World’s Richest Women Vermögen 2021 – Reich, reicher, World’s Richest Women !

Forbes hat die Liste der Milliardäre 2012 veröffentlicht. Es gibt 21 Milliardärinnen auf der Welt. Sie haben ein Gesamtnettovermögen von 248,6 Milliarden Dollar.

Im vergangenen Jahr gab es weltweit 20 Milliardärinnen mit einem Gesamtvermögen von 232 Milliarden Dollar.

Während der Großteil ihres Reichtums geerbt wurde – nur eine Frau unter den Top 21 hat ihr Vermögen selbst gemacht – setzen viele ihr Geld für wohltätige Zwecke ein.

Quelle: Wal-Mart, U.S.

Die Witwe von John Walton erbte ihr Vermögen, nachdem er 2005 bei einem Flugzeugunfall ums Leben kam. Als sie 2010 ihren Titel als reichste Frau der Welt wiederholte, konnte sie ihr Vermögen durch die frühe Investition ihres verstorbenen Mannes in First Solar weiter ausbauen; die Aktien sind seit dem Börsengang 2006 um fast 500 % gestiegen.

Quelle: L’Oreal, Frankreich

Frankreichs reichste Frau ist Erbin des französischen Kosmetikriesen L’Oreal, der von ihrem verstorbenen Vater gegründet wurde.

Quelle: Walmart, USA

Das Crystal Bridges Museum of American Art der Wal-Mart-Erbin soll im November in Bentonville, Ark. eröffnet werden. Ihr Vater, Sam Walton (gest. 1922), ein ehemaliger Angestellter, gründete das ursprüngliche Geschäft in Bentonville zusammen mit seinem Bruder James 1962. Heute hat Wal-Mart einen Umsatz von 405 Milliarden Dollar und beschäftigt mehr als 2,1 Millionen Menschen.

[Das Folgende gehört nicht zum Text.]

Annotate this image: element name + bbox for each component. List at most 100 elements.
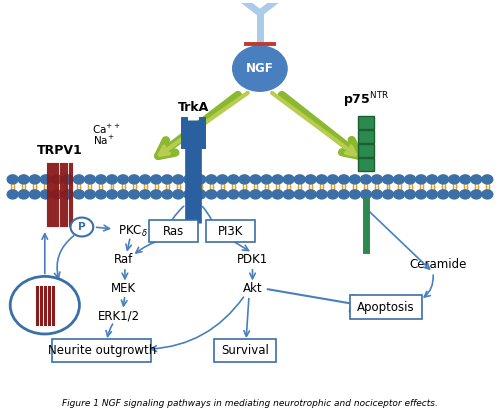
Text: Ceramide: Ceramide <box>409 258 467 271</box>
Text: Ca$^{++}$: Ca$^{++}$ <box>92 123 120 136</box>
Circle shape <box>18 190 29 199</box>
Circle shape <box>449 175 460 184</box>
Circle shape <box>404 190 415 199</box>
Circle shape <box>140 175 150 184</box>
Circle shape <box>482 175 493 184</box>
Circle shape <box>52 190 62 199</box>
Circle shape <box>426 190 438 199</box>
Circle shape <box>228 175 239 184</box>
Circle shape <box>7 175 18 184</box>
Text: TRPV1: TRPV1 <box>37 144 82 157</box>
Text: Survival: Survival <box>221 344 269 357</box>
Circle shape <box>30 190 40 199</box>
Circle shape <box>228 190 239 199</box>
Circle shape <box>217 175 228 184</box>
Text: Na$^{+}$: Na$^{+}$ <box>94 134 115 147</box>
Circle shape <box>128 175 140 184</box>
Circle shape <box>360 190 372 199</box>
Circle shape <box>306 190 316 199</box>
Circle shape <box>482 190 493 199</box>
Circle shape <box>74 175 85 184</box>
Circle shape <box>217 190 228 199</box>
Circle shape <box>40 190 51 199</box>
Text: TrkA: TrkA <box>178 101 209 114</box>
FancyBboxPatch shape <box>358 130 374 143</box>
Circle shape <box>294 190 305 199</box>
Circle shape <box>96 190 106 199</box>
Text: PDK1: PDK1 <box>237 254 268 266</box>
Circle shape <box>316 175 327 184</box>
Circle shape <box>272 175 283 184</box>
Text: ERK1/2: ERK1/2 <box>98 310 140 323</box>
Circle shape <box>338 190 349 199</box>
Text: Raf: Raf <box>114 254 134 266</box>
Circle shape <box>118 175 128 184</box>
Circle shape <box>416 175 426 184</box>
Circle shape <box>382 175 394 184</box>
Circle shape <box>184 190 194 199</box>
Circle shape <box>438 190 448 199</box>
Circle shape <box>162 175 172 184</box>
Text: Apoptosis: Apoptosis <box>357 301 415 314</box>
Text: Akt: Akt <box>242 282 262 295</box>
Circle shape <box>250 175 261 184</box>
Text: Neurite outgrowth: Neurite outgrowth <box>48 344 156 357</box>
FancyBboxPatch shape <box>350 295 422 319</box>
Circle shape <box>382 190 394 199</box>
Text: NGF: NGF <box>246 62 274 75</box>
Circle shape <box>84 190 96 199</box>
Circle shape <box>261 190 272 199</box>
Circle shape <box>338 175 349 184</box>
Circle shape <box>460 190 470 199</box>
Circle shape <box>150 175 162 184</box>
Circle shape <box>74 190 85 199</box>
Text: Figure 1 NGF signaling pathways in mediating neurotrophic and nociceptor effects: Figure 1 NGF signaling pathways in media… <box>62 399 438 408</box>
Circle shape <box>449 190 460 199</box>
Circle shape <box>162 190 172 199</box>
Circle shape <box>328 175 338 184</box>
Circle shape <box>106 175 118 184</box>
Circle shape <box>394 175 404 184</box>
Circle shape <box>239 175 250 184</box>
Circle shape <box>283 175 294 184</box>
Circle shape <box>232 46 287 91</box>
Circle shape <box>84 175 96 184</box>
Circle shape <box>350 190 360 199</box>
Circle shape <box>294 175 305 184</box>
Circle shape <box>372 175 382 184</box>
Circle shape <box>173 190 184 199</box>
Circle shape <box>40 175 51 184</box>
Circle shape <box>306 175 316 184</box>
FancyBboxPatch shape <box>358 116 374 129</box>
FancyBboxPatch shape <box>214 339 276 362</box>
Circle shape <box>250 190 261 199</box>
Circle shape <box>316 190 327 199</box>
Circle shape <box>206 190 217 199</box>
Circle shape <box>471 175 482 184</box>
FancyBboxPatch shape <box>52 339 151 362</box>
Circle shape <box>460 175 470 184</box>
Circle shape <box>184 175 194 184</box>
Circle shape <box>394 190 404 199</box>
Circle shape <box>239 190 250 199</box>
Circle shape <box>471 190 482 199</box>
Circle shape <box>18 175 29 184</box>
Text: PI3K: PI3K <box>218 225 243 238</box>
Circle shape <box>62 190 74 199</box>
Circle shape <box>96 175 106 184</box>
Circle shape <box>118 190 128 199</box>
Circle shape <box>372 190 382 199</box>
Circle shape <box>283 190 294 199</box>
Circle shape <box>106 190 118 199</box>
Circle shape <box>140 190 150 199</box>
Text: P: P <box>78 222 86 232</box>
Circle shape <box>328 190 338 199</box>
FancyBboxPatch shape <box>358 158 374 171</box>
Circle shape <box>438 175 448 184</box>
Circle shape <box>350 175 360 184</box>
FancyBboxPatch shape <box>148 220 198 242</box>
Circle shape <box>404 175 415 184</box>
Text: Ras: Ras <box>162 225 184 238</box>
Circle shape <box>173 175 184 184</box>
Circle shape <box>7 190 18 199</box>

Quelle: Bergbau, Australien

Hohe Eisenerzpreise und steigende Exporte nach China haben ihr Vermögen in den vergangenen Jahren mehr als vervierfacht, aber es waren innenpolitische Themen, die sie in die Schlagzeilen brachten. Das Vermögen der australischen Bergbaumagnatin verdoppelte sich auf 18 Milliarden Dollar dank eines im Januar unterzeichneten Abkommens, durch das der südkoreanische Stahlriese Posco einen Anteil von 15 % an ihrer noch zu erschließenden Eisenerzmine Roy Hill in Westaustralien übernimmt.

Quelle: Bergbau, Chile

Zweite Ehefrau und jetzt Witwe des Milliardärs Andronico Luksic, der 2005 an Krebs starb. Die Familie kontrolliert Antofagasta, eines der größten Kupferbergbauunternehmen der Welt.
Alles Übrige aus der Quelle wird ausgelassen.